The mantle over the fireplace at my parents’ house is a gallery of candid photos and formal portraits spanning nearly 70 years.  On either end are my and my brother’s bronzed baby shoes. I take down each item and remove the dust that has collected since the last time I performed the ritual, paying special attention to the expressions on each face and contemplating the story that each tells.  It is easy to get lost in the memories.


Dusting finished, I sweep. The broom makes a swooshing sound as it glides over the wooden floor creating a pile of sand that has hitchhiked in in the thick tread of work boots, half of a straw wrapper, and something else that I don't immediately recognize.  It is a piece of paper, rectangular, slightly larger than a dollar bill, the color of weak tea. I pause my sweeping to pick it up.

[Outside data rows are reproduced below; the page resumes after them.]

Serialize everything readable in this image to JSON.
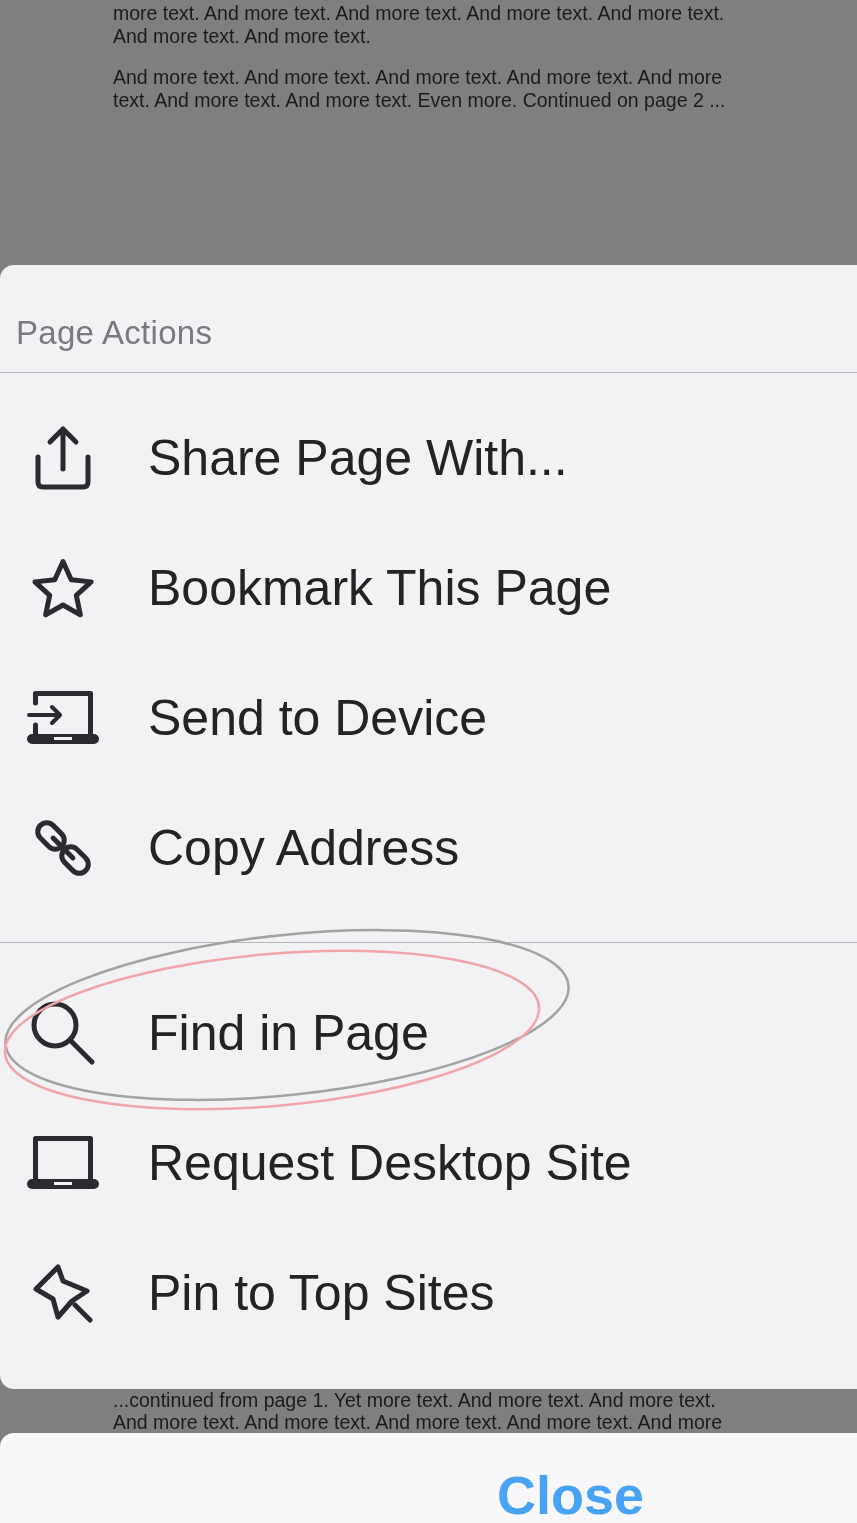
{
  "background_page": {
    "top_paragraphs": [
      "more text. And more text. And more text. And more text. And more text. And more text. And more text.",
      "And more text. And more text. And more text. And more text. And more text. And more text. And more text. Even more. Continued on page 2 ..."
    ],
    "bottom_paragraphs": [
      "...continued from page 1. Yet more text. And more text. And more text. And more text. And more text. And more text. And more text. And more"
    ]
  },
  "action_sheet": {
    "header": "Page Actions",
    "sections": [
      {
        "items": [
          {
            "label": "Share Page With...",
            "circled": false
          },
          {
            "label": "Bookmark This Page",
            "circled": false
          },
          {
            "label": "Send to Device",
            "circled": false
          },
          {
            "label": "Copy Address",
            "circled": false
          }
        ]
      },
      {
        "items": [
          {
            "label": "Find in Page",
            "circled": true
          },
          {
            "label": "Request Desktop Site",
            "circled": false
          },
          {
            "label": "Pin to Top Sites",
            "circled": false
          }
        ]
      }
    ]
  },
  "close_button": {
    "label": "Close"
  }
}
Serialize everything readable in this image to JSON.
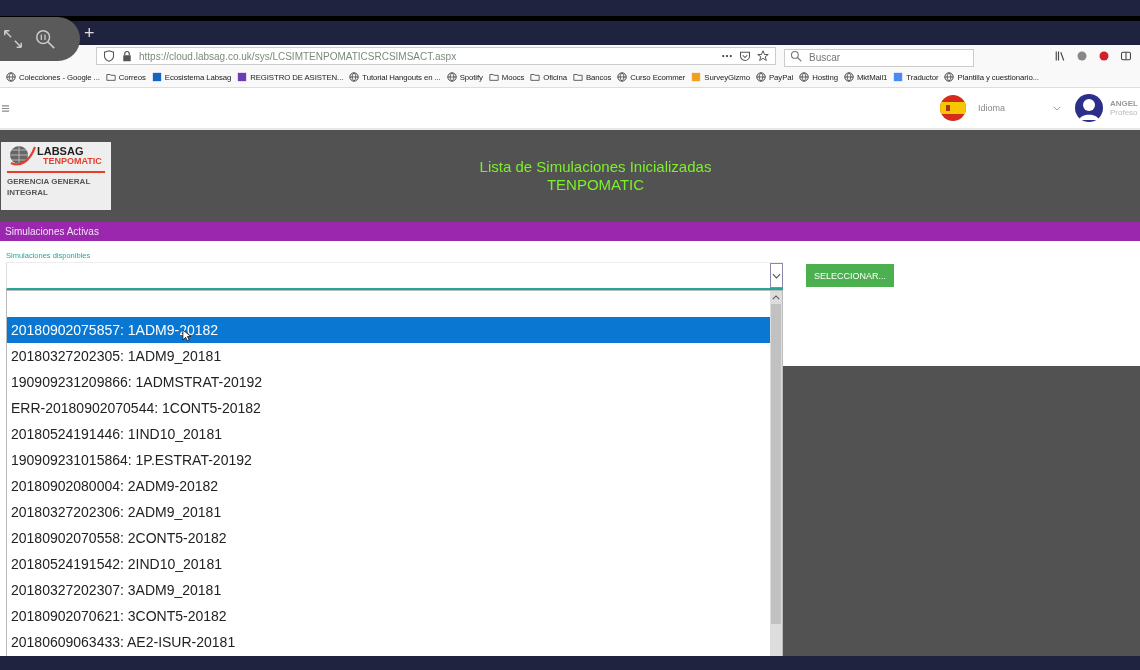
{
  "browser": {
    "new_tab": "+",
    "url": "https://cloud.labsag.co.uk/sys/LCSIMTENPOMATICSRCSIMSACT.aspx",
    "search": {
      "placeholder": "Buscar"
    },
    "bookmarks": [
      {
        "label": "Colecciones - Google ...",
        "kind": "globe"
      },
      {
        "label": "Correos",
        "kind": "folder"
      },
      {
        "label": "Ecosistema Labsag",
        "kind": "square",
        "color": "#1565c0"
      },
      {
        "label": "REGISTRO DE ASISTEN...",
        "kind": "square",
        "color": "#6a3fb5"
      },
      {
        "label": "Tutorial Hangouts en ...",
        "kind": "globe"
      },
      {
        "label": "Spotify",
        "kind": "globe"
      },
      {
        "label": "Moocs",
        "kind": "folder"
      },
      {
        "label": "Oficina",
        "kind": "folder"
      },
      {
        "label": "Bancos",
        "kind": "folder"
      },
      {
        "label": "Curso Ecommer",
        "kind": "globe"
      },
      {
        "label": "SurveyGizmo",
        "kind": "square",
        "color": "#f0a020"
      },
      {
        "label": "PayPal",
        "kind": "globe"
      },
      {
        "label": "Hosting",
        "kind": "globe"
      },
      {
        "label": "MktMail1",
        "kind": "globe"
      },
      {
        "label": "Traductor",
        "kind": "square",
        "color": "#4a8af4"
      },
      {
        "label": "Plantilla y cuestionario...",
        "kind": "globe"
      }
    ]
  },
  "topbar": {
    "language": "Idioma",
    "user_name": "ANGEL",
    "user_role": "Profeso"
  },
  "header": {
    "logo_brand": "LABSAG",
    "logo_product": "TENPOMATIC",
    "logo_caption": "GERENCIA GENERAL INTEGRAL",
    "title": "Lista de Simulaciones Inicializadas",
    "subtitle": "TENPOMATIC"
  },
  "section_bar": "Simulaciones Activas",
  "form": {
    "field_label": "Simulaciones disponibles",
    "button": "SELECCIONAR...",
    "options": [
      {
        "label": "20180902075857: 1ADM9-20182",
        "selected": true
      },
      {
        "label": "20180327202305: 1ADM9_20181",
        "selected": false
      },
      {
        "label": "190909231209866: 1ADMSTRAT-20192",
        "selected": false
      },
      {
        "label": "ERR-20180902070544: 1CONT5-20182",
        "selected": false
      },
      {
        "label": "20180524191446: 1IND10_20181",
        "selected": false
      },
      {
        "label": "190909231015864: 1P.ESTRAT-20192",
        "selected": false
      },
      {
        "label": "20180902080004: 2ADM9-20182",
        "selected": false
      },
      {
        "label": "20180327202306: 2ADM9_20181",
        "selected": false
      },
      {
        "label": "20180902070558: 2CONT5-20182",
        "selected": false
      },
      {
        "label": "20180524191542: 2IND10_20181",
        "selected": false
      },
      {
        "label": "20180327202307: 3ADM9_20181",
        "selected": false
      },
      {
        "label": "20180902070621: 3CONT5-20182",
        "selected": false
      },
      {
        "label": "20180609063433: AE2-ISUR-20181",
        "selected": false
      }
    ]
  }
}
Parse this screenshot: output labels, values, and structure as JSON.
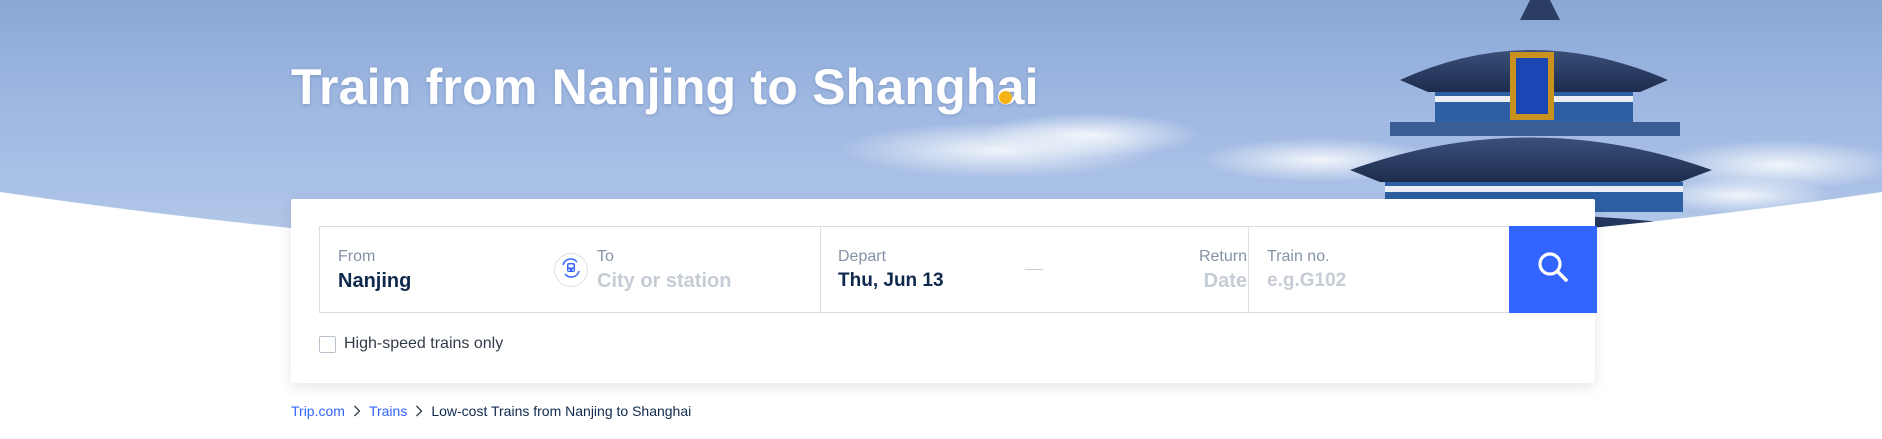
{
  "hero": {
    "title": "Train from Nanjing to Shanghai"
  },
  "search": {
    "from": {
      "label": "From",
      "value": "Nanjing"
    },
    "to": {
      "label": "To",
      "placeholder": "City or station"
    },
    "depart": {
      "label": "Depart",
      "value": "Thu, Jun 13"
    },
    "return": {
      "label": "Return",
      "placeholder": "Date"
    },
    "train_no": {
      "label": "Train no.",
      "placeholder": "e.g.G102"
    },
    "high_speed_only": {
      "label": "High-speed trains only",
      "checked": false
    }
  },
  "breadcrumb": {
    "items": [
      "Trip.com",
      "Trains",
      "Low-cost Trains from Nanjing to Shanghai"
    ]
  },
  "colors": {
    "accent": "#3264ff",
    "title_dot": "#f5b316",
    "text_dark": "#0f294d",
    "placeholder": "#c6ccd5",
    "label": "#8592a6"
  },
  "icons": [
    "train-swap-icon",
    "search-icon",
    "chevron-right-icon"
  ]
}
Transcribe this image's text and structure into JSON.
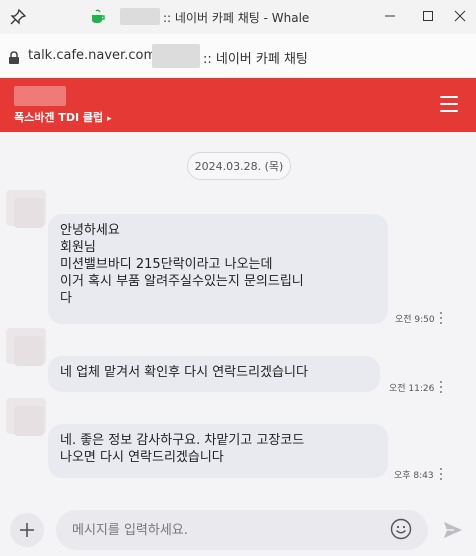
{
  "window": {
    "title": ":: 네이버 카페 채팅 - Whale"
  },
  "address": {
    "host": "talk.cafe.naver.com",
    "rest": ":: 네이버 카페 채팅"
  },
  "header": {
    "cafe_name": "폭스바겐 TDI 클럽",
    "brand_color": "#e53935"
  },
  "chat": {
    "date": "2024.03.28. (목)",
    "messages": [
      {
        "lines": [
          "안녕하세요",
          "회원님",
          "미션밸브바디 215단락이라고 나오는데",
          "이거 혹시 부품 알려주실수있는지 문의드립니",
          "다"
        ],
        "time": "오전 9:50"
      },
      {
        "lines": [
          "네 업체 맡겨서 확인후 다시 연락드리겠습니다"
        ],
        "time": "오전 11:26"
      },
      {
        "lines": [
          "네. 좋은 정보 감사하구요. 차맡기고 고장코드",
          "나오면 다시 연락드리겠습니다"
        ],
        "time": "오후 8:43"
      }
    ]
  },
  "composer": {
    "placeholder": "메시지를 입력하세요."
  },
  "icons": {
    "pin": "pin-icon",
    "app": "whale-cup-icon",
    "minimize": "minimize-icon",
    "maximize": "maximize-icon",
    "close": "close-icon",
    "lock": "lock-icon",
    "menu": "hamburger-menu-icon",
    "plus": "plus-icon",
    "emoji": "emoji-icon",
    "send": "send-icon"
  }
}
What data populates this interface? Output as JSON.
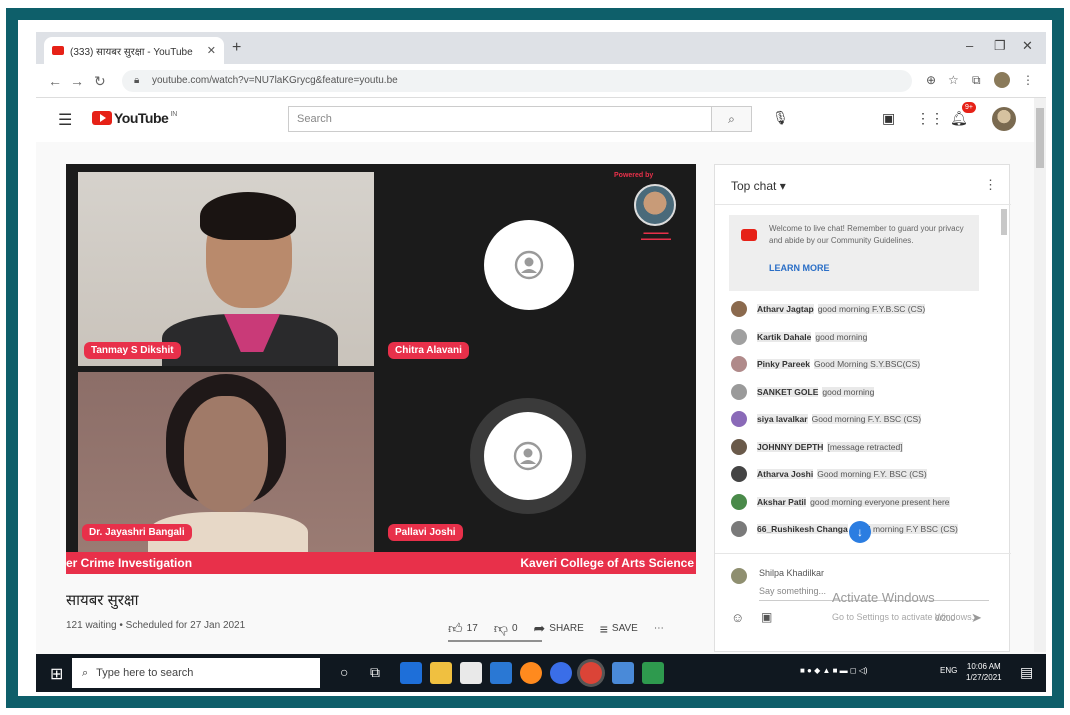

It is a witness summons for Bulloch County Superior Court.   It is dated August 29, 1961.  The blank for the witness’s name is filled in with a perfect cursive hand to read, “ Mrs. Willie Bradley.”   My grandmother.  Written in pencil at the top is “Mikell Street,”


Daddy is close by. “What is this?” I ask him, holding it out to him.  “Have you seen this before?”


“It must have fallen out of my Bible” he offers.  I smile, understanding immediately that this piece of paper is important because, when one is Johnny Bradley, the Bible is the place where one puts important things.


Reading the summons through, I have so many questions: What had Grannie see or heard that made her a witness in a criminal case?  Who was Marion Bennett?  Why would she get just one day’s notice of the trial?


Before I can ask Daddy those questions, along with how it came to be in his possession, this piece of paper that is over 60 years old and that, in the strangest of ways, presaged the profession to which I would give so many years of my life, he says, “I remember Mama showing me that. She was crying.”


Crying is a part of nearly every story that we tell about Grannie.   She cried when someone arrived, when someone left, when gifts were exchanged.  She cried when pound cakes fell, when the sound of an ambulance’s siren wafted through her back door from the highway, when her little dog Missy went missing.  She cried more than anyone I have ever known, her tender heart simply incapable of holding the wells and waves of emotion she was constantly experiencing.


Knowing all that, still I ask, “Why was she crying?”


“She said, ‘I don’t know how to do this.’”


Grannie grew up hard, surrounded by poverty and violence.  She was born before the words “world” and “war” became capitalized and before women could vote.  She was a sharecropper’s daughter who became, at 16, a sharecropper’s wife.  She picked cotton in the south Georgia summer when she was eight months pregnant.


She knew self-reliance and physical labor.  She knew to be careful of those in authority, including men in uniform appearing at her front door commanding her to lay all other business aside and threatening a $300 penalty for failure to appear.  She knew to be afraid, afraid of so many things, including perhaps whatever it was she meant by the “this” she didn’t know how to do.


So this is why she cried.  And, now, from a place of privilege I rarely remember, so do I.